# Volume goes down automatically



## slyte (Aug 3, 2008)

I have Vista Ultimate SP1 (for some reason) with an Abit IP35 Pro XE motherboard and Realtek Digital onboard sound. I built this computer. My headset is a Plantronics Gamecom Pro 1 (USB).

Recently I pulled a little hard on the cord that connects to the USB port, and now whenever I turn up the sound in windows, the slider gradually goes down to the lowest setting automatically, which makes my sound quiet or muted. This happens in all USB ports. On the cord to the headset, there are two buttons to turn the sound up and down, and if I turn the slider up in windows, and I hold down the button to turn the sound up on the cord, then it doesn't go down automatically. I couldn't tape or tie the button down. I think that I damaged the USB connector on the headset so that it turns the volume down. What I'm looking for is a way to lock the windows sound so that it can't be changed without unlocking it, or blocking the headset from changing it.
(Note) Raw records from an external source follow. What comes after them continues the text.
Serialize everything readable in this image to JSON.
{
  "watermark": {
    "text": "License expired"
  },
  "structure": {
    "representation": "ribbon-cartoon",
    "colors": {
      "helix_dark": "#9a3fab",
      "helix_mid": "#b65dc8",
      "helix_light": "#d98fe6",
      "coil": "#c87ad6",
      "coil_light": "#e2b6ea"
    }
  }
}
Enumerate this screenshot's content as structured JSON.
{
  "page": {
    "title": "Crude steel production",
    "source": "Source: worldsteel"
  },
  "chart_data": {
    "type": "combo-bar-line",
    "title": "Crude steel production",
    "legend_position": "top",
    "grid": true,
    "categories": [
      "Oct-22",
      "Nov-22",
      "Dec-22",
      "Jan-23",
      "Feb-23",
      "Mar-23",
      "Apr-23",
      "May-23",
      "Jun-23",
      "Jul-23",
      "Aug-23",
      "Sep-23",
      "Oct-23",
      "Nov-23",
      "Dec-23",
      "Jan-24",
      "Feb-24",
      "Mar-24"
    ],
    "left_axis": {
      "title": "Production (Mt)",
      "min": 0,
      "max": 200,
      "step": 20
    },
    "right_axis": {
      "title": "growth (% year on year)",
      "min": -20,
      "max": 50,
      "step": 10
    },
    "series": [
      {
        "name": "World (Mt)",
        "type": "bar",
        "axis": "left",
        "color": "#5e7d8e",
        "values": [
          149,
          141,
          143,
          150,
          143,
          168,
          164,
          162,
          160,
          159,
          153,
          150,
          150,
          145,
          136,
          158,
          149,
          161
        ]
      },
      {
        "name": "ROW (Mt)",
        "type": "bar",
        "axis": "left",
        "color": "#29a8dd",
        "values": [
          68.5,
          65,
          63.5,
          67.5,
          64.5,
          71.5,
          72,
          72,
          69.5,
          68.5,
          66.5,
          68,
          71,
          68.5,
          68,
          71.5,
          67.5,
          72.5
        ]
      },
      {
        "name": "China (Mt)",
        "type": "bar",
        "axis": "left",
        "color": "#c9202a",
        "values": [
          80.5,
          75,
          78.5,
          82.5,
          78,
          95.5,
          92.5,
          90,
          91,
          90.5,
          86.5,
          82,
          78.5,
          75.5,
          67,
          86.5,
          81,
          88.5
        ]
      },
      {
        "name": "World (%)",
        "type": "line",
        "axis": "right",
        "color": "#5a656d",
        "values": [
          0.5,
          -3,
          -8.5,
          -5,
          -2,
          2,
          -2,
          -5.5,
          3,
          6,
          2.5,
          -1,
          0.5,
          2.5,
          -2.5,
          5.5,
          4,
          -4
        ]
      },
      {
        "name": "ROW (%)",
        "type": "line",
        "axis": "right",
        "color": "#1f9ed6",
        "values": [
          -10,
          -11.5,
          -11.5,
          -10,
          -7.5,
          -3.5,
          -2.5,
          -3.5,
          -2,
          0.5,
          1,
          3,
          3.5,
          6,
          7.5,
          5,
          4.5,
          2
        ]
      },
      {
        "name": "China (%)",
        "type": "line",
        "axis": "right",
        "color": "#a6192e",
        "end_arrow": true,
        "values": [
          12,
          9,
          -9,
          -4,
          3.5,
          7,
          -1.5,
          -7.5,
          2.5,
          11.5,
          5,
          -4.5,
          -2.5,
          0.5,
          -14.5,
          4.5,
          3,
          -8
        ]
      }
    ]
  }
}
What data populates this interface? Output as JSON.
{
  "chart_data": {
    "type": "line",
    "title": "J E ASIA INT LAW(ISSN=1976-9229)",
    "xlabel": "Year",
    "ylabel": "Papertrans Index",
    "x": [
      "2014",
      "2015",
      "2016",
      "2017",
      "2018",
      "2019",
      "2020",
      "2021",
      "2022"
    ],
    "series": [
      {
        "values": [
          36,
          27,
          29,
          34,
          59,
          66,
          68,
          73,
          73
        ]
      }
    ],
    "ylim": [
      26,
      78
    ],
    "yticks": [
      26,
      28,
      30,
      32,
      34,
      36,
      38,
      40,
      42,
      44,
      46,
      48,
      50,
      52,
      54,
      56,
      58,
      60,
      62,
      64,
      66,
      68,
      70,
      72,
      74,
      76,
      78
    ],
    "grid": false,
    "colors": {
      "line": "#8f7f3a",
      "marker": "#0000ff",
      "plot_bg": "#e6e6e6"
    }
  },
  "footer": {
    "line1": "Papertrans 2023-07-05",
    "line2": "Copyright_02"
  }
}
Thanks a lot for any help that you can provide.


----------



## Turkoglu67 (Nov 7, 2008)

I also have vista and it seems that i am having the exact same problem.


----------



## dude1648 (Jan 11, 2009)

hi ya guys i was having the same problem with vista and i noticed my key broad had a vol. up and down button and the down button was stuck in i pop that key off and has been working good every since been about a week


----------